We set seven rabbit snares and three beaver traps that afternoon; Kerry and I walked around the lake and then hunted in the reeds by the shoreline, looking for evidence of a beaver’s travel path.

“Do you even know what you’re looking for?” I ask dubiously, because until today Kerry hadn’t seemed as much of a backwoods woman as I’d thought she was.

“Yeah, because I’ve watchedLady and the Tramp.” I stare at her blankly, and she lets out a laugh. “Don’t you remember, the beaver who gnaws off Lady’s muzzle?”

“Oh…” I dimly recall that scene in the movie; I haven’t watched it with the girls in years. “Yeah.”

She shakes her head, still laughing. “Forget it. We’re looking for beaver tracks—webbed back feet and front feet like little handprints. Plus, sometimes, you’ll get the imprint of a tail in the mud. Other signs to look for are gnawed branches or felled trees. Kinda obvious, the last one.”

“Okay.”

“And I know all this,” Kerry continues, even though I haven’t asked the question, “because I used to date a guy who trapped.Kevin.” She bends down to inspect a branch. “He was into all this stuff.”

“You did?” I realize just how little I know about her life.

“Yeah, for a couple of years.” She sounds indifferent about it, but I wonder if that hides a deeper emotion.

“What happened?” I ask, and she sighs.

“Well, it didn’t work out. Obviously.” She clearly doesn’t want to tell me anything more.

“How old are you?” I ask, because I realize I don’t know.

She gives me another one of her humorous, but slightly sneering looks. “Thirty-six. Ten years younger than you.”

How does she know how old I am? Kerry answers as if I’ve spoken aloud. “You babysat me when you were sixteen and I was six. You’d just gotten your driver’s license, and you were pestering your dad, asking to borrow the truck.”
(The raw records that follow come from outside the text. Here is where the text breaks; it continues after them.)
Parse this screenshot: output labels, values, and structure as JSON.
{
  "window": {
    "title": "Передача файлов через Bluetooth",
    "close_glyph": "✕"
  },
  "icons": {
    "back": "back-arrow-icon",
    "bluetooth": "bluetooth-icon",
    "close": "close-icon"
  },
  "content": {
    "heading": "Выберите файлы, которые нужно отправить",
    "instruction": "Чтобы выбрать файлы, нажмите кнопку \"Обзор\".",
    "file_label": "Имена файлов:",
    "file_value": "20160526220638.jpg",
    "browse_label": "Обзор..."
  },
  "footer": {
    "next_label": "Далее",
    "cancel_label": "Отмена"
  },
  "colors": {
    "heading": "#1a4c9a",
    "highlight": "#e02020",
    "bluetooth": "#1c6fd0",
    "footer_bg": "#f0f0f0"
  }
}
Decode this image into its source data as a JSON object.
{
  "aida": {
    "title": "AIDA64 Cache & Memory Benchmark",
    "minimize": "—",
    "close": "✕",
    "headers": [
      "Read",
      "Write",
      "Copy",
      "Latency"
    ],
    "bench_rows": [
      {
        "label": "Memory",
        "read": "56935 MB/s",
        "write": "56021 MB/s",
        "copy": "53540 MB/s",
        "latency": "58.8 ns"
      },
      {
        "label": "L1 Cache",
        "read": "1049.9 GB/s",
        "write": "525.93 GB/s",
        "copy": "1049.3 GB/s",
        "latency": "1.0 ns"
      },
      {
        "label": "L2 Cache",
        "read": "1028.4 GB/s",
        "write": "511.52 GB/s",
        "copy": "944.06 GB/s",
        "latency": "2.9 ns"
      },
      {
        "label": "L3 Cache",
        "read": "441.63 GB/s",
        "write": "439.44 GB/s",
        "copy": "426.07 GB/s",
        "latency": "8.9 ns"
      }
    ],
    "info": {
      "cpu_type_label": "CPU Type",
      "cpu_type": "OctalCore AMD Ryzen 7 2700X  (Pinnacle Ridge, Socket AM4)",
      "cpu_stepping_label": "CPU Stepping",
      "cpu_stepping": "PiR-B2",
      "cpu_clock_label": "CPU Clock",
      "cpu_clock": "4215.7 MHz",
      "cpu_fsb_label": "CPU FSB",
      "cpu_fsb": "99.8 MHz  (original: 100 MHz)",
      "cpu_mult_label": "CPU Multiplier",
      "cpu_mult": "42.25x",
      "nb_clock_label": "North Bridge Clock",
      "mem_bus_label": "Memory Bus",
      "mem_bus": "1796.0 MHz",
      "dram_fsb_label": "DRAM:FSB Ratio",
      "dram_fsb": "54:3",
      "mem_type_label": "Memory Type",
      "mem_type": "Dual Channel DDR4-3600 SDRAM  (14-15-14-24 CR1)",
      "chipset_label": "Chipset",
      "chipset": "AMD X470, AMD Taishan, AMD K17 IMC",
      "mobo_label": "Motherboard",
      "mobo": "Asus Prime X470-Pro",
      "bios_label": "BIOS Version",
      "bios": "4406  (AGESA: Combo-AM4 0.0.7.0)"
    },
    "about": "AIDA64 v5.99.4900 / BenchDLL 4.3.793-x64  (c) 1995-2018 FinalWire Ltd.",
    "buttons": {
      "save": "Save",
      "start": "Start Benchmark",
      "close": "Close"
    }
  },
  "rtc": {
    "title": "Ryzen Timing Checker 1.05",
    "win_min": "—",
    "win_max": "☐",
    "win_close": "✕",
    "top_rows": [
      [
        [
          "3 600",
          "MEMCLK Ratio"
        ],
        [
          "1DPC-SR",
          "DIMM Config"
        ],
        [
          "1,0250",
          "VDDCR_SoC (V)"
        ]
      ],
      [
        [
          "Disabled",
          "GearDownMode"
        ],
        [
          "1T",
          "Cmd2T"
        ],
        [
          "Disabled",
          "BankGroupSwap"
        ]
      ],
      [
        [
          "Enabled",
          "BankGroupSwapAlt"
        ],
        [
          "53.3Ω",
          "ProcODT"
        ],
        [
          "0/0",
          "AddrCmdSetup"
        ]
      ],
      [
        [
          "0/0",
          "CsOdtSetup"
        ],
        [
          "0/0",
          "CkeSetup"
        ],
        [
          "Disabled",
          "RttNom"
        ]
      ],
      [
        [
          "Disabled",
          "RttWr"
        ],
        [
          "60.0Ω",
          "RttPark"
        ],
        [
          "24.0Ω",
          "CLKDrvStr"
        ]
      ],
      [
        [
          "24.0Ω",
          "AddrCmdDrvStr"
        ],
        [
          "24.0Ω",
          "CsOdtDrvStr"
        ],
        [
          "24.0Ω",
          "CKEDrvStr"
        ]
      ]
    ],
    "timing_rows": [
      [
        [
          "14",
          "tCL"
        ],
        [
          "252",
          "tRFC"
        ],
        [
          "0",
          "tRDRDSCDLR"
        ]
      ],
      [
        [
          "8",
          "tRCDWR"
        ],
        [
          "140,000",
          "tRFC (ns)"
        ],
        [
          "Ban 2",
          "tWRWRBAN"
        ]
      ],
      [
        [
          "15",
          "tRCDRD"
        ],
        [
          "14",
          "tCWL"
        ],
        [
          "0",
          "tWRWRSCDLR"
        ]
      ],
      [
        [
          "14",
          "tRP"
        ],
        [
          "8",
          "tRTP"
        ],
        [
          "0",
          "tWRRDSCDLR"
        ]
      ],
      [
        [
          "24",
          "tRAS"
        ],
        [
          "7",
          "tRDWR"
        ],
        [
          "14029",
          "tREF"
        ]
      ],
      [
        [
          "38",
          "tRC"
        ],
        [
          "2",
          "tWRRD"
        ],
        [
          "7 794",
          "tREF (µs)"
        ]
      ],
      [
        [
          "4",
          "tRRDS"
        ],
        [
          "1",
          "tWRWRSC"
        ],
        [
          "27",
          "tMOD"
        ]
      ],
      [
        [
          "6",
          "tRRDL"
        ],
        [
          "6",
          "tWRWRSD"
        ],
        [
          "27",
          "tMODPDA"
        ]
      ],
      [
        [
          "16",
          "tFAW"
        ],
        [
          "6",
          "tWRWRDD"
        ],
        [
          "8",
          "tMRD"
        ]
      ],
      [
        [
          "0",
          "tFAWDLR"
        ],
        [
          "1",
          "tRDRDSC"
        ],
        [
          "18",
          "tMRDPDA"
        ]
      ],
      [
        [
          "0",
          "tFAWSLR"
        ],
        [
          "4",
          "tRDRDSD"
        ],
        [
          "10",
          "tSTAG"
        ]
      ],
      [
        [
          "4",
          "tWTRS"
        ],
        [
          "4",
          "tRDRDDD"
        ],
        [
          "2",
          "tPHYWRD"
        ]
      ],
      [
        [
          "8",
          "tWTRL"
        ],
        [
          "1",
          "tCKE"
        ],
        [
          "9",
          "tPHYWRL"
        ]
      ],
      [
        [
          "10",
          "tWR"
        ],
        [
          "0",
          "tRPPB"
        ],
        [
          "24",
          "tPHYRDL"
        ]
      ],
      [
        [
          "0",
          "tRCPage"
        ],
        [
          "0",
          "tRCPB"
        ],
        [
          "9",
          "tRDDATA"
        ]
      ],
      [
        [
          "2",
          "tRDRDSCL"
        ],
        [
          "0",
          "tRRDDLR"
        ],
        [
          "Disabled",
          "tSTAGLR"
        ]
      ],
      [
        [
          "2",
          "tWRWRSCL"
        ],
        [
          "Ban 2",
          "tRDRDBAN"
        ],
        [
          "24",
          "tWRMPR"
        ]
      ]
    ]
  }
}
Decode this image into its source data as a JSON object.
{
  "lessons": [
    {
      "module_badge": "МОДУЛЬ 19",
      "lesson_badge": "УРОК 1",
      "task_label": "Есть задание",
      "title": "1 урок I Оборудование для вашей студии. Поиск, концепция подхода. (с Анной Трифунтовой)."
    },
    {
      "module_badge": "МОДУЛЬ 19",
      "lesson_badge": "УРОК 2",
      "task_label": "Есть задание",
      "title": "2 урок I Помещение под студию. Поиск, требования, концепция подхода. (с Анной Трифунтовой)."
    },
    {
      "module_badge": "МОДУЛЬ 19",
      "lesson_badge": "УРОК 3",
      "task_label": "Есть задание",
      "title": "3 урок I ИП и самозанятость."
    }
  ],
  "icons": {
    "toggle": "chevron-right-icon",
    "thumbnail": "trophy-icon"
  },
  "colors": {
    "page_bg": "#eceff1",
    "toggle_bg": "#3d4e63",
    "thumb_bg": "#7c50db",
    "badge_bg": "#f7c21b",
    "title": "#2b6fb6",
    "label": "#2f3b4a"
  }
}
“Oh…” Vaguely, I remember driving my dad’s truck into Corville for poutine. It seems like not one but several lifetimes ago now. “Was I annoying?” I ask suddenly, and she lets out a little laugh.

“Not as much as I was.”

“I don’t really remember,” I tell her, like an apology.

She waves a hand in easy dismissal. “If I’d been sixteen, I wouldn’t have either. Okay, here we go.” She nods toward some tiny tracks frozen in the mud by the lake’s shoreline. “I don’t know how old these are, since the ground’s been frozen, but we might as well try.”